Dr. Eric Hoffman, a researcher at Children’s National Medical Center in Washington, D.C., has been working with Joel Wood on Duchenne disease since 2000. He’s also a strong advocate of philanthropists in disease research. The federal government spends billions each year for scientists who are unlocking the basic biology of a disease, he explains, but “once they discover what’s wrong the researchers are off to the next disease.”
Hoffman could have gone on to the “next disease” in 1987. That year, he discovered that Duchenne victims all lack the same protein, dystrophin. But Hoffman wanted to be part of the cure, not just the team that discovered what was broken. He received an offer to bring his research to Children’s Hospital in 1999.

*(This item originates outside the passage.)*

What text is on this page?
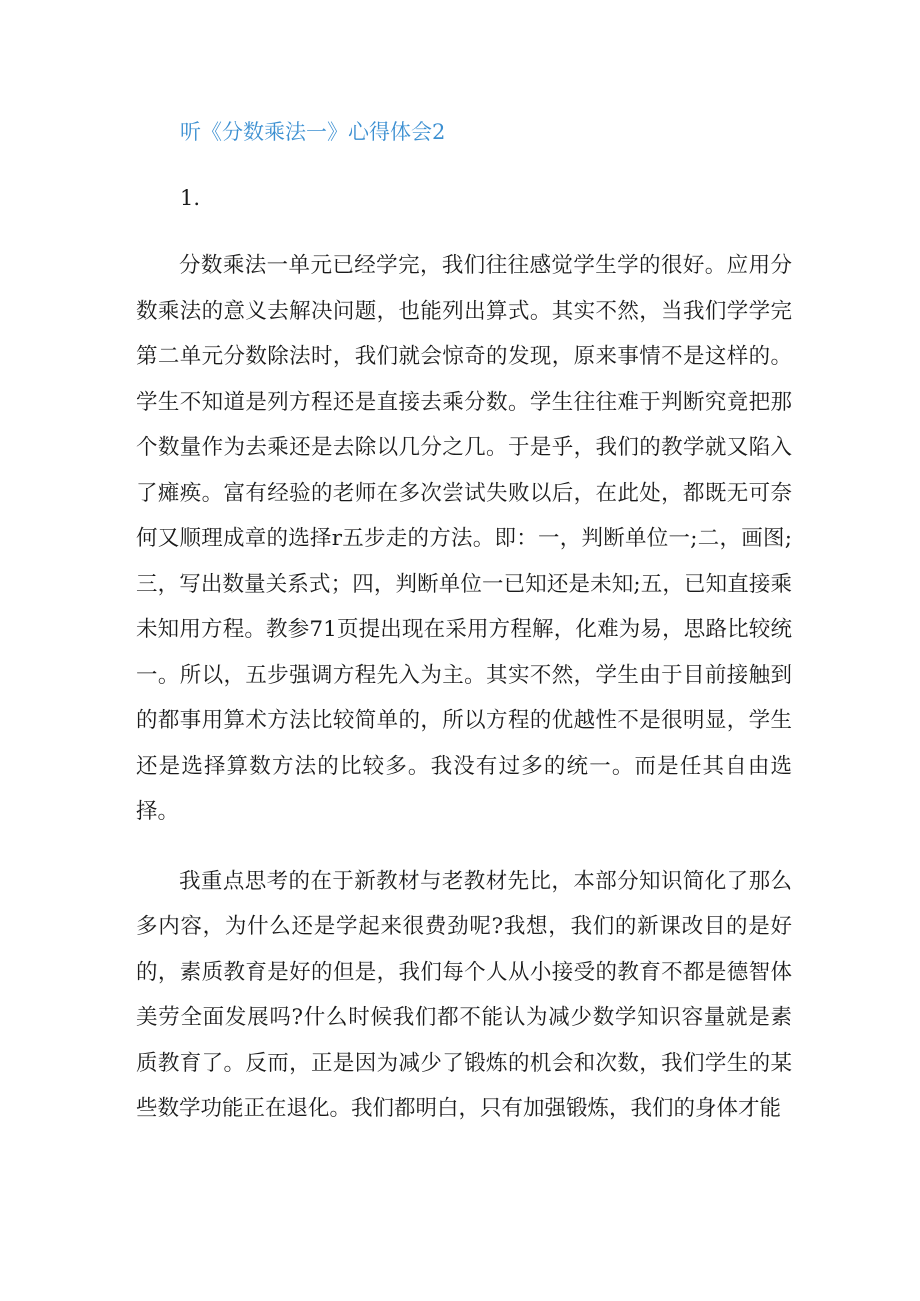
听《分数乘法一》心得体会2
1.

分数乘法一单元已经学完，我们往往感觉学生学的很好。应用分数乘法的意义去解决问题，也能列出算式。其实不然，当我们学学完第二单元分数除法时，我们就会惊奇的发现，原来事情不是这样的。学生不知道是列方程还是直接去乘分数。学生往往难于判断究竟把那个数量作为去乘还是去除以几分之几。于是乎，我们的教学就又陷入了瘫痪。富有经验的老师在多次尝试失败以后，在此处，都既无可奈何又顺理成章的选择r五步走的方法。即：一，判断单位一;二，画图;三，写出数量关系式；四，判断单位一已知还是未知;五，已知直接乘未知用方程。教参71页提出现在采用方程解，化难为易，思路比较统一。所以，五步强调方程先入为主。其实不然，学生由于目前接触到的都事用算术方法比较简单的，所以方程的优越性不是很明显，学生还是选择算数方法的比较多。我没有过多的统一。而是任其自由选择。

我重点思考的在于新教材与老教材先比，本部分知识简化了那么多内容，为什么还是学起来很费劲呢?我想，我们的新课改目的是好的，素质教育是好的但是，我们每个人从小接受的教育不都是德智体美劳全面发展吗?什么时候我们都不能认为减少数学知识容量就是素质教育了。反而，正是因为减少了锻炼的机会和次数，我们学生的某些数学功能正在退化。我们都明白，只有加强锻炼，我们的身体才能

At Children’s, Hoffman recruited Dr. Diana Escolar, and together they established the Cooperative International Neuromuscular Research Group, or CINRG, to launch advanced research on Duchenne and conduct the clinical trials necessary to bring new treatments to the public. Currently, this 15-site, eight country network is conducting trials on five agents, including Creatine, a steroid they hope will slow the disease’s progression.
When defending its funding of Duchenne research, the Muscular Dystrophy Association points to the CINRG study as evidence of its work in finding a cure. Hoffman acknowledges the MDA support, particularly through parent-directed donations, and appreciates the contributions, but he’s quick to add that there would be no CINRG program to fund were it not for Joel Wood and other parents.
The money Wood has raised has been “absolutely critical” to CINRG’s success, says Hoffman. Right now, of CINRG’s three major sources of revenue, Wood’s contribution and that of other private donors account for half of CINRG’s funds. The National Institute of Health provides about 23 percent of funds, and MDA provides about 27 percent.
Further, Hoffman adds, private donations accounted for “probably 100 percent . . . for the first two years; then MDA and NIH kicked in.” Without the help that Wood has provided, this clinical network and the these clinical trials “would not have happened.”
Hoffman and Wood both acknowledge that MDA does some outstanding work. MDA clinics, according to Hoffman, are excellent and provide quality care. But these clinics don’t have clinical trials as part of their funding base. Wood points out that MDA’s palliative care is also excellent and necessary. Currently, 58 percent of MDA’s budget goes for “patient and community services.”
But for both Hoffman and Wood—as for Giusti, the Stanleys, and others like them—the urgent need is to find a cure. James Wood at age six is still a relatively healthy young boy. “If I were at a different stage in my son’s illness, I would probably feel different,” says Joel. “Do I know we’ll find a cure?” Wood asks. “Absolutely. Do I know it will come in time to save my son? No.”
Hoffman and his team of researchers are providing Wood hope, and Wood is providing the funds that will one day lead to a cure, and the shuttering of his organization.